Brooklyn-based band Tuarrah released “Rhinebeck”, the newest single from their forthcoming album, Lying On Our Backs.
Though Brooklyn-based, Tuarrah began as a collaboration in Boston. Back in 2006, the band was a mere duo, comprised of musicians Charlie Van Kirk and Christopher Marion. Enlisting a broad range of collaborators for their self-titled debut album, Tuarrah has established itself as a group of musicians capable of spinning out shoe-gazy, saxophone-laden, sweeping soundscapes. Evermoving, they recorded their forthcoming album in New Hampshire, New York, and Nashville.
On their debut project, the band leaned into experimentation as they swung wildly from macabre to melodic, acoustic to noise, understated to overwhelming. “Rhinebeck,” the first single from sophomore record Lying On Our Backs, marks a new evolution for the band. While vocalist Julia Easterlin‘s talent stood out on Tuarrah, “Rhinebeck” shows a real maturation, with vocals recalling the lightness and brightness of Miya Folick while also drawing inspiration from more classic, loping vocalists like Regina Spector. The track itself holds traits of a Björk song, with hushed vocals buttressed by swirly percussive backing; it’s no surprise that mixer Andy Baldwin, whose impressive roster includes the Icelandic superstar, lent a hand on the project. Lyrically, “Rhinebeck” succeeds in telling a compelling narrative, with the lilting chorus kicking in, “I try to read your lips while you talk / in the car across the parking lot / Are you staying or are you leaving? / Will you be forgiven?” “Rhinebeck” reveals a listenability that has been hard to find on its preceding project, but the track doesn’t lose the experimentation that has become Tuarrah‘s trademark.

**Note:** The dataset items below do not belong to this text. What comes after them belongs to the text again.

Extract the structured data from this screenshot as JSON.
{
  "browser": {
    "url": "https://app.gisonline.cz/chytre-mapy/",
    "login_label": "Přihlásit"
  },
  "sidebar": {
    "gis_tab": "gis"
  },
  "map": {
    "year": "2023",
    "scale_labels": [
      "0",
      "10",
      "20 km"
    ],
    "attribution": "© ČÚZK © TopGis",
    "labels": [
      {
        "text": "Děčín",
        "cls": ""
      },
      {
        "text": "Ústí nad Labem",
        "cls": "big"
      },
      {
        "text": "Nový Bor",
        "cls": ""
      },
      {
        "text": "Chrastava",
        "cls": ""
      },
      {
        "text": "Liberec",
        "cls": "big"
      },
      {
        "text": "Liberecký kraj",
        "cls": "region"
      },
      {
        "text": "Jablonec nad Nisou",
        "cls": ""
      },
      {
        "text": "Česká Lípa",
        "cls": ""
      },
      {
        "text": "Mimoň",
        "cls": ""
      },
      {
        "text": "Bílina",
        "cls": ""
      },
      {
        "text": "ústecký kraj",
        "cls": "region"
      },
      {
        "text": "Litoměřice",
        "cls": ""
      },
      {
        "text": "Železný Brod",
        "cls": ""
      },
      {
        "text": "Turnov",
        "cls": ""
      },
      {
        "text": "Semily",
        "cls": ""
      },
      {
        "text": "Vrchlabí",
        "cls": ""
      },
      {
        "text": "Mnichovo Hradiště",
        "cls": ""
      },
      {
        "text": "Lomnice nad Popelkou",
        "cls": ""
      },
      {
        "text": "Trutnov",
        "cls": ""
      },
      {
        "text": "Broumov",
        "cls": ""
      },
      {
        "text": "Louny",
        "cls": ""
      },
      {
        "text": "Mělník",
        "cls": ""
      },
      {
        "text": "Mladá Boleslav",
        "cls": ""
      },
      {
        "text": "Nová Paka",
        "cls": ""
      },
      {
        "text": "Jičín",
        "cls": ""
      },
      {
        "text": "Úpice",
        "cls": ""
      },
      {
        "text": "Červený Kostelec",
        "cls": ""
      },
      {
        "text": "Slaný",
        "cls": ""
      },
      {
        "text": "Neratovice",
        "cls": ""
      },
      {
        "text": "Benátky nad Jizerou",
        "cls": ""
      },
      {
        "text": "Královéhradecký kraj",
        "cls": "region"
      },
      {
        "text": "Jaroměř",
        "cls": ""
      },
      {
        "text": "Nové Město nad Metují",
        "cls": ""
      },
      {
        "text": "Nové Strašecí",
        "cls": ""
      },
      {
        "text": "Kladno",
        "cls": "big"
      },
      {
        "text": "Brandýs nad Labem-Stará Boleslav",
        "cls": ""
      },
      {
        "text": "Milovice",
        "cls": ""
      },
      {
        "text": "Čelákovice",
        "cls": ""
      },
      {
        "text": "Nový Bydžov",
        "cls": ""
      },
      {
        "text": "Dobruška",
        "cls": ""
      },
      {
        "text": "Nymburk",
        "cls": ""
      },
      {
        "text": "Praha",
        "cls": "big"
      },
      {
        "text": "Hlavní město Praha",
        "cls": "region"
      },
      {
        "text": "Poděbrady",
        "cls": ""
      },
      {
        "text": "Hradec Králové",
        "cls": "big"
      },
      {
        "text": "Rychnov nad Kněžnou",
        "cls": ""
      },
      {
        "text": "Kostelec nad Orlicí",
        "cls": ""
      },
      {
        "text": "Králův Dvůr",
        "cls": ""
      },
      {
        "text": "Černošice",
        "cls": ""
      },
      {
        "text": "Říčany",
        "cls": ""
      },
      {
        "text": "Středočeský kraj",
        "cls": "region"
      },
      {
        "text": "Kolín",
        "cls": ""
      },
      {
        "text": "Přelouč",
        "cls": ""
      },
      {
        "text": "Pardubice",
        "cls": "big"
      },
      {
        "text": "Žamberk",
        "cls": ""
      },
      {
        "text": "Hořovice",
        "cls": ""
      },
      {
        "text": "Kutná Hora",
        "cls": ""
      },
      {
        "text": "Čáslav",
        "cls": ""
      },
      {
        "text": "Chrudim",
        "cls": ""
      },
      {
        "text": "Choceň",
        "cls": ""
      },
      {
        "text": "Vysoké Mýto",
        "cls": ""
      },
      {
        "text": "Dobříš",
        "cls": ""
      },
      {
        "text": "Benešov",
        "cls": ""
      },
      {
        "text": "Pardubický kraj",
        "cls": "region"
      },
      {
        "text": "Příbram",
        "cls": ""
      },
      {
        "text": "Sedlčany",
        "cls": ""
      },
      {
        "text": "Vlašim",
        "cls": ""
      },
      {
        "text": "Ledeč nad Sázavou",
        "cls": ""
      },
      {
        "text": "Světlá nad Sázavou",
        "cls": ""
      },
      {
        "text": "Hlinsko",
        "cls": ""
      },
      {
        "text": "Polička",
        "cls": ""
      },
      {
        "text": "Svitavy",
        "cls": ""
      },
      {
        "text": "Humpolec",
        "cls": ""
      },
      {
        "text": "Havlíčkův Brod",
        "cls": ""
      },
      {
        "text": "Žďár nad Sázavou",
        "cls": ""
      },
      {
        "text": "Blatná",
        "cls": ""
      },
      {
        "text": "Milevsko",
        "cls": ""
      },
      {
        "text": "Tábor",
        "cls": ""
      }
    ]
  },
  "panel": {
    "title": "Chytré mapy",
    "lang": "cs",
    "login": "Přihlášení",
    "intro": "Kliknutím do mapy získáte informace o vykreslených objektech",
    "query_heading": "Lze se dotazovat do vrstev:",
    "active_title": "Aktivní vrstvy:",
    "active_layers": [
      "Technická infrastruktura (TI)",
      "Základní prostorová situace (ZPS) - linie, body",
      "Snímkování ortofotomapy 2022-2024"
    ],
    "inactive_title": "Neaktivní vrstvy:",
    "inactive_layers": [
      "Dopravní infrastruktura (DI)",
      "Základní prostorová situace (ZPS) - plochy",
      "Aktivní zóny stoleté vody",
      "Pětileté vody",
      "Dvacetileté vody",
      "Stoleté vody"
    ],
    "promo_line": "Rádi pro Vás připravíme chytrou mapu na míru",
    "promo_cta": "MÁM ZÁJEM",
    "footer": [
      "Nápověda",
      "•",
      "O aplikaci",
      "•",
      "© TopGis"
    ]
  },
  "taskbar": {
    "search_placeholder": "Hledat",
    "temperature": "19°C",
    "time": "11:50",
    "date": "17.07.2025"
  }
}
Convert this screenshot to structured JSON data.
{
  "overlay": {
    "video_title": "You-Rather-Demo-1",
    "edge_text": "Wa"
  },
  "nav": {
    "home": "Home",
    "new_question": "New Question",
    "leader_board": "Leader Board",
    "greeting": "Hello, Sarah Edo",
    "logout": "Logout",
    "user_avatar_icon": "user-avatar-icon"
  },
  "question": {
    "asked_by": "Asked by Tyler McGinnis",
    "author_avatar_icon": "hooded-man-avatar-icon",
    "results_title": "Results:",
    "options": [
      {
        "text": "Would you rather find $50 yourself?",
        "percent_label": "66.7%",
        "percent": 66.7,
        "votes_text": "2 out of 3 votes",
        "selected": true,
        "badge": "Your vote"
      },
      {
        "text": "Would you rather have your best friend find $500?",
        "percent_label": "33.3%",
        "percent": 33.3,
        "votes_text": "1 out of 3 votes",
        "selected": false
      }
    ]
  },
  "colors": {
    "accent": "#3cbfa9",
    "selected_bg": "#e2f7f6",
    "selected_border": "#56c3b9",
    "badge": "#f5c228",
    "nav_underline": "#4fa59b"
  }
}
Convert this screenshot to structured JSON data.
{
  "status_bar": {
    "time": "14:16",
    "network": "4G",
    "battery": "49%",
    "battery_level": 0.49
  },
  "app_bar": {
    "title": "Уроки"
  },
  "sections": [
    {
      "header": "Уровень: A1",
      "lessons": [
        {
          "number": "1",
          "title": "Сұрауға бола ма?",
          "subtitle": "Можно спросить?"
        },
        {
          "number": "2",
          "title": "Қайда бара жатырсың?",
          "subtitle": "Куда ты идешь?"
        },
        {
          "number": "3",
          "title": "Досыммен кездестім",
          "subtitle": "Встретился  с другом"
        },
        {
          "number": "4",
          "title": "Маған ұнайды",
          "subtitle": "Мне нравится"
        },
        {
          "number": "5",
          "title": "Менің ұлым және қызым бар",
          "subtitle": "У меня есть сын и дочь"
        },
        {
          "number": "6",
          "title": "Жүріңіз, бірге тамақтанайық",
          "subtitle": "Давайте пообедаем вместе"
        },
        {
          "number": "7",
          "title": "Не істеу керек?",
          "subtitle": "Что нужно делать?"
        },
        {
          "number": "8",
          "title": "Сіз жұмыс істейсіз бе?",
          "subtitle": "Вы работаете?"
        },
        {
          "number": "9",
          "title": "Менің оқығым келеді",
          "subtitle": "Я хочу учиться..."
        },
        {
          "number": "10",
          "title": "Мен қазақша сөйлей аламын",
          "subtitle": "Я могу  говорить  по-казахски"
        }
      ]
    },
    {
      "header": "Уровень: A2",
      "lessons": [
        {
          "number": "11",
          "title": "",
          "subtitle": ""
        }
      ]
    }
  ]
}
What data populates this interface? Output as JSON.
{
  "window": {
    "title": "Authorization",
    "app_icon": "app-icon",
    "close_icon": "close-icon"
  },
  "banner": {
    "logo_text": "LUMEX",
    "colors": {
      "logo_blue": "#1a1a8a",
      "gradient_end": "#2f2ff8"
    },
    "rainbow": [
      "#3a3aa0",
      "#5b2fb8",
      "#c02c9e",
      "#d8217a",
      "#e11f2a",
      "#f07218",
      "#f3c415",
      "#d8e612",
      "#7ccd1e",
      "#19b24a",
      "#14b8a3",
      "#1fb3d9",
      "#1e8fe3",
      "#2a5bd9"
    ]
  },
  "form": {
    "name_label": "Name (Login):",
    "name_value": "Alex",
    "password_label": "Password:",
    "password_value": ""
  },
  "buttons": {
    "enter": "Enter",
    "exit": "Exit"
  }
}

The band sheds light on the lore behind the track, explaining that the song was “penned by Tuarrah founder Charlie Van Kirk, came from a moment of incidental voyeurism. From the driver’s seat of his parked car, he witnessed a couple 20 yards away have an interaction that looked like a staged drama. Unable to hear their voices, he wrote the song immediately afterwards, attempting to figure out what might have transpired between them.” Tuarrah is proof that inspiration can exist anywhere, and “Rhinebeck” is just one example of where that creativity might lead.